Aborder la question sino-américaine dans un hors-série sur « la victoire » ne va évidemment pas de soi : il n’y a pas de guerre déclarée. Mais comment pourrait-on caractériser leurs relations, sachant, pour reprendre un terme de la guerre froide, que Pékin et Washington sont des « partenaires-adversaires » ? D’ailleurs, pourraient-ils devenir ennemis ?
Il y a un terme chinois, « bi » (彼), qui signifie « l’autre », mais aussi celui à qui on s’oppose sans que le terme « ennemi » (« di » 敌) soit utilisé. Vous avez mentionné la guerre froide et s’il n’y a pas de guerre déclarée, il y a bien un conflit idéologique fondamental entre le régime chinois, qui refuse d’évoluer et d’être forcé au changement par les influences extérieures (à commencer par le modèle occidental représenté par les États-Unis), et le monde occidental lui-même. Il n’y a donc pas de guerre, mais il y a conflit. Par ailleurs, dans la pensée stratégique chinoise traditionnelle, que l’on retrouve aujourd’hui et qui se conjugue avec les fondements léninistes et maoïstes du régime, il y a l’idée qu’une guerre ouverte n’est pas obligatoire pour que le conflit existe : les rapports de force sont mouvants et peuvent toujours être transformés et exploités. Et donc on essaie d’avancer, de gagner des points, de renforcer ses positions, y compris par ses capacités d’influence.
La Chine a pu le faire de manière massive depuis les années 1980, lorsqu’elle s’est lancée dans une politique d’ouverture et de développement économique. L’idée de Deng Xiaoping n’était évidemment pas, contrairement à ce que pensait l’Occident, y compris les États-Unis, d’évoluer pour se fondre dans un monde dans lequel il n’y aurait plus de différences fondamentales, mais bien de se doter des moyens d’imposer d’abord sa survie, puis éventuellement d’avoir une plus grande capacité d’influence et de pression. L’un des ancrages de cette ambition est bien sûr le développement, notamment avec les « routes de la soie » qui permettent à la Chine de renforcer sa présence et sa capacité d’influence en Afrique et en Amérique latine, et de devenir un partenaire commercial incontournable en investissant dans les infrastructures, profitant du retrait occidental en la matière jusqu’à une période récente.
L’autre élément, bien plus mis en avant avec Xi Jinping, est la dimension nationaliste.
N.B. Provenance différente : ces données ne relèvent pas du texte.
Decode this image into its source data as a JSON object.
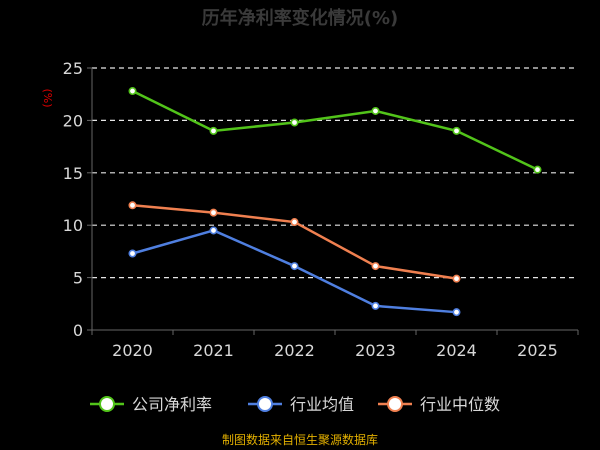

La Chine, devenue une vraie grande puissance selon la perception qu’en ont les dirigeants chinois, aurait les moyens de mettre un terme à ce qui est considéré comme des situations anormales, dans une volonté irrédentiste de récupérer des territoires, et cela concerne évidemment aussi la question de Taïwan. Et c’est là qu’interviennent, au-delà de l’idéologie, les tensions avec les États-Unis. Dans mon esprit, il ne s’agit pas d’une rivalité de puissance en soi, même si certains aux États-Unis ont mis en avant ce fameux concept de piège de Thucydide, qui place la Chine au niveau équivalent d’un « peer competitor », comme adoubé par les États-Unis. Les Chinois aiment beaucoup cette théorie de l’opposition systémique entre une puissance émergente et une puissance déclinante, la puissance déclinante étant évidemment les États-Unis et, plus globalement, le monde occidental.
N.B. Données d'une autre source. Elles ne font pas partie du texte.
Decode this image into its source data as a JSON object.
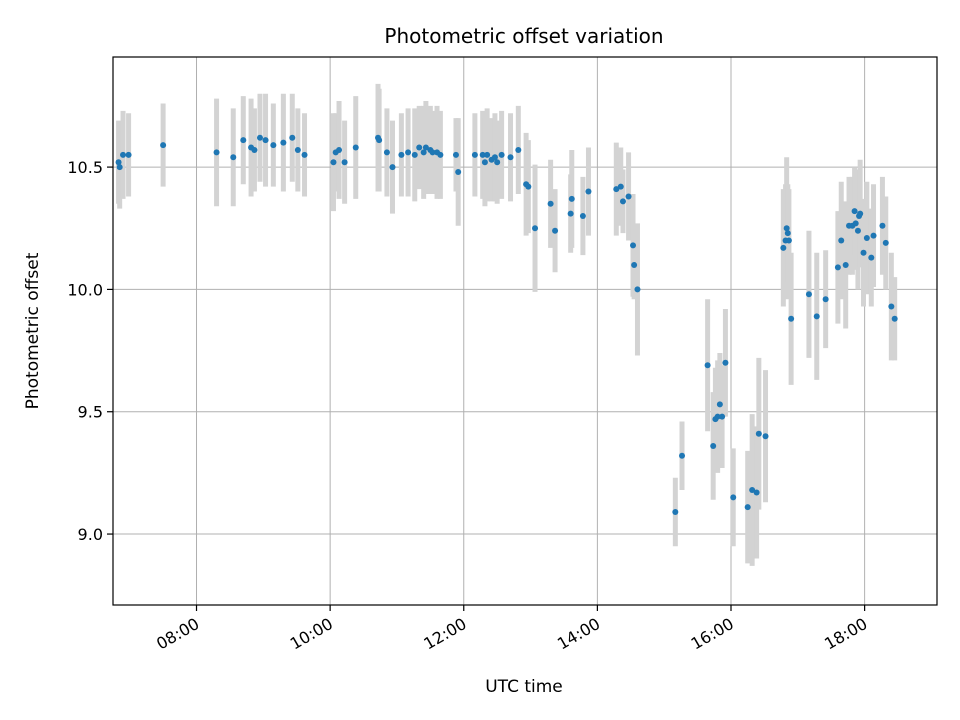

Mais cette thèse ne représente pas, selon moi, la réalité, que ce soit au niveau idéologique ou au niveau économique. Ce qui est au cœur des tensions avec les États-Unis, et je ne dis pas qu’ils ne commettent pas d’erreurs, c’est leur engagement de sécurité dans une zone proche de la Chine, en mer de Chine et aux confins du Pacifique ouest, où Pékin voudrait pouvoir imposer sa volonté sans opposition. Or, dans la région, les États-Unis sont engagés aux côtés de Taïwan, mais pas uniquement, en raison du réseau d’alliances bilatérales qu’ils ont tissé après la Deuxième Guerre mondiale et qui se voit aujourd’hui consolidé pour répondre justement à la stratégie plus agressive de la Chine. La Chine a les mains liées et, si elle s’engageait dans une guerre d’agression contre Taïwan, ne serait pas certaine de la gagner sans dommages, y compris en termes de pertes considérables pour son développement futur. Elle peut difficilement s’attaquer directement au Japon, parce que cela provoquerait un risque de conflit direct avec Washington. En mer de Chine méridionale, on voit bien que toutes les avancées chinoises sont immédiatement contrées par des offensives américaines, notamment diplomatiques. Joe Biden s’est rendu au Vietnam au mois de septembre, les États-Unis se sont rapprochés des Philippines, sans compter l’Inde, qui veut conserver une posture non alignée, mais qui espère bien conserver un ancrage fort des États-Unis dans la région pour faire face à la Chine.